Roads without consent
The council did not give consent to upgrade a dirt track which runs past a children’s play area on Common Good land to a concrete road, and yet the work has been carried out by the operators. The operators have been told they must upgrade the road to make it safe before planning permission to operate the quarry can commence. This upgraded road passes within two meters of a children’s play park and the improved surface allows the trucks, and other vehicles using the road, to travel significantly faster. Roughly 80 trucks ply this route every day we are told.
Residents feel that the work is progressing without the correct checks and balances being put in place and the operators are flouting the law by carrying on without the required road construction consents which are there to ensure that roads are constructed safely.
One member of the Lomond Quarry Action Group complained to the Ombudsman because of their concerns about public safety and the illegality of the road. The Ombudsman’s report said “It is clear from the evidence presented to me that the Council accepted the works carried out by Skene were illegal and that Skene proceeded in the knowledge that the work was illegal”.
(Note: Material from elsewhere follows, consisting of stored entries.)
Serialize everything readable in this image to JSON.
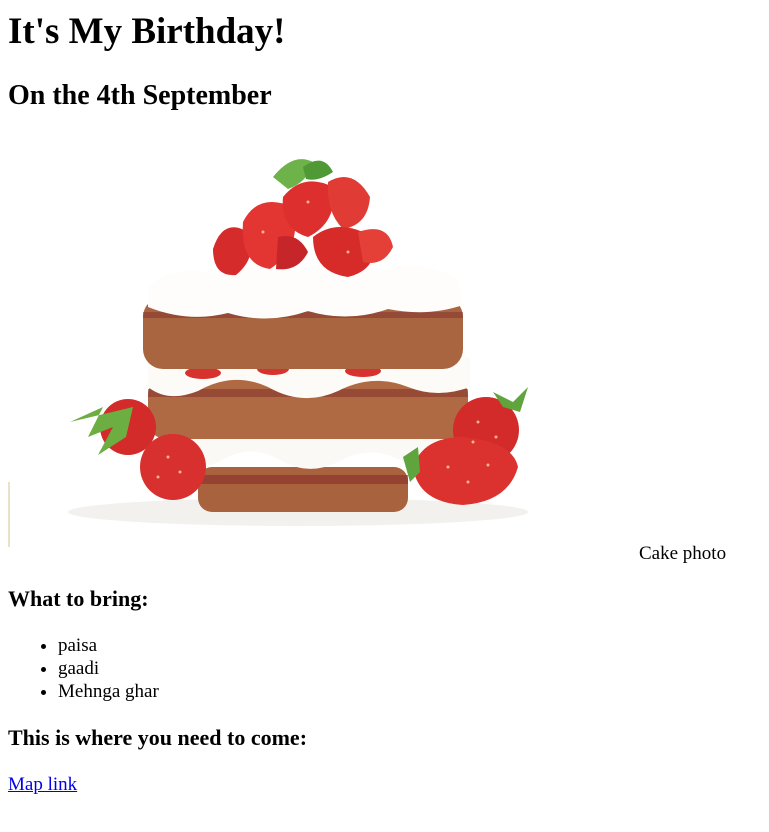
{
  "page": {
    "title": "It's My Birthday!",
    "subtitle": "On the 4th September",
    "image_caption": "Cake photo",
    "bring_heading": "What to bring:",
    "bring_items": [
      "paisa",
      "gaadi",
      "Mehnga ghar"
    ],
    "where_heading": "This is where you need to come:",
    "map_link_text": "Map link"
  },
  "colors": {
    "link": "#0000ee",
    "text": "#000000"
  }
}
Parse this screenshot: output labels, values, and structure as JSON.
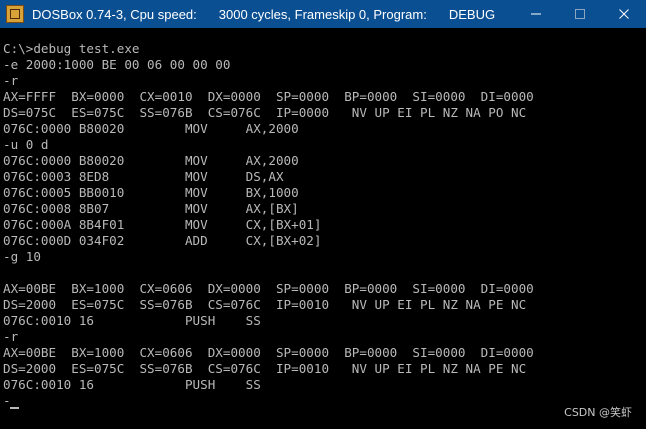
{
  "window": {
    "title_app": "DOSBox 0.74-3, Cpu speed:",
    "title_cycles": "3000 cycles, Frameskip  0, Program:",
    "title_program": "DEBUG"
  },
  "console_lines": [
    "C:\\>debug test.exe",
    "-e 2000:1000 BE 00 06 00 00 00",
    "-r",
    "AX=FFFF  BX=0000  CX=0010  DX=0000  SP=0000  BP=0000  SI=0000  DI=0000",
    "DS=075C  ES=075C  SS=076B  CS=076C  IP=0000   NV UP EI PL NZ NA PO NC",
    "076C:0000 B80020        MOV     AX,2000",
    "-u 0 d",
    "076C:0000 B80020        MOV     AX,2000",
    "076C:0003 8ED8          MOV     DS,AX",
    "076C:0005 BB0010        MOV     BX,1000",
    "076C:0008 8B07          MOV     AX,[BX]",
    "076C:000A 8B4F01        MOV     CX,[BX+01]",
    "076C:000D 034F02        ADD     CX,[BX+02]",
    "-g 10",
    "",
    "AX=00BE  BX=1000  CX=0606  DX=0000  SP=0000  BP=0000  SI=0000  DI=0000",
    "DS=2000  ES=075C  SS=076B  CS=076C  IP=0010   NV UP EI PL NZ NA PE NC",
    "076C:0010 16            PUSH    SS",
    "-r",
    "AX=00BE  BX=1000  CX=0606  DX=0000  SP=0000  BP=0000  SI=0000  DI=0000",
    "DS=2000  ES=075C  SS=076B  CS=076C  IP=0010   NV UP EI PL NZ NA PE NC",
    "076C:0010 16            PUSH    SS",
    "-"
  ],
  "watermark": "CSDN @笑虾",
  "icons": {
    "app": "dosbox-icon",
    "minimize": "minimize-icon",
    "maximize": "maximize-icon",
    "close": "close-icon"
  },
  "colors": {
    "titlebar": "#0b4f93",
    "console_bg": "#000000",
    "console_text": "#b9b9b9"
  }
}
In conclusion the Ombudsman found that the council had not ‘delayed unreasonably‘ in dealing with the ‘difficult‘ situation. However, well over a year later, although Skene have now obtained road construction consent for their new road, it appears they have still failed to comply with the requirements of the consent or build it to the specifications they promised.
Hours of operation
The planning consent given by the Council has attached to it certain conditions. One is that the hours of operation of the development shall not start until 8am. Residents report that trucks arrive empty at the site much earlier. The conditions of the planning consent are not being adhered to and it seems that no-one is willing to make sure they are enforced.
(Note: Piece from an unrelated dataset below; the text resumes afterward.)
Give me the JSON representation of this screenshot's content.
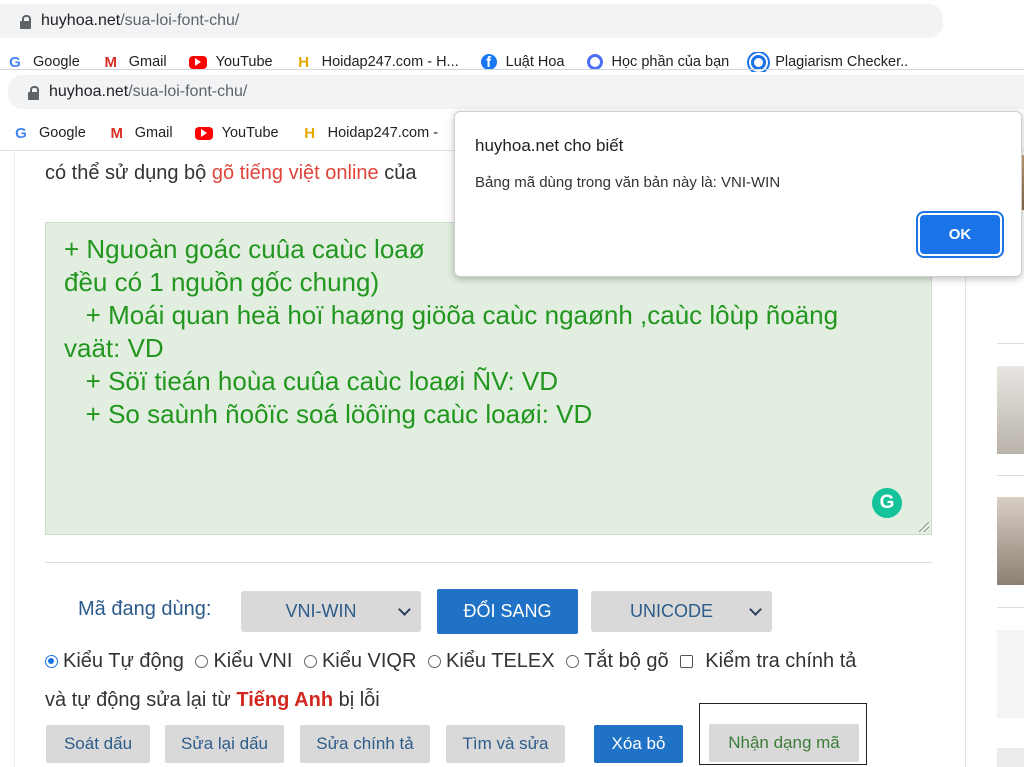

Local newspaper Fife Today reported in September 2011:
There have been ongoing complaints concerning the legally agreed operating times at the quarry.
Whilst the [Ombudsman’s] report decreed Skene had no control over vehicles approaching the quarry before 8am, loading of vehicles on site outside agreed operating hours did indeed constitute mining operations.
The Ombudsman’s report was critical of the Council’s planning enforcement officer, Eddy Thomson, who was asked to clarify the meaning of ‘operations’ as far back as February 2010. The report concluded: “I do not feel that Mr Thomson’s responses addressed [the complainant’s] issues raised”
It added: “I was presented with no evidence to suggest that the Council investigated whether any quarrying works were taking place prior to 8am.”
Mr Thomson has since retired from his role at the Council and is now employed by Skene Group as their Public Liaison Officer.
In light of this the Ombudsman also made a recommendation “That the Council clarify their interpretation of what constitutes ‘operations’ at Lomond Quarry.”
Five weeks after the formation of the Action Group its chair received a letter from Skene’s lawyers threatening legal action. It seems unfortunate that Skene has made little attempt to facilitate a better relationship with local residents and has instead resorted to potentially threatening behaviour in its dealings with the group. So far there has been very little/ no communication from Skene about its operations, for example they still do not inform residents of when blasting is going to happen, despite visits from the Health and Safety Executive asking them to do so.
A trust fund is set up through a planning agreement for community benefit but Skene’s legal threat has only resulted in a lack of trust between the quarry operators and those rsidents who are forced to live with the impact of its operations.
The Lomond Quarry Action Group are actively seeking to improve the situation to ensure that Skene comply with planning conditions for times of operation and road safety and to stop explosions at the quarry damaging the property of the people who live nearby. They want to see the council actively ensuring that these conditions are enforced, making their lives and houses significantly safer.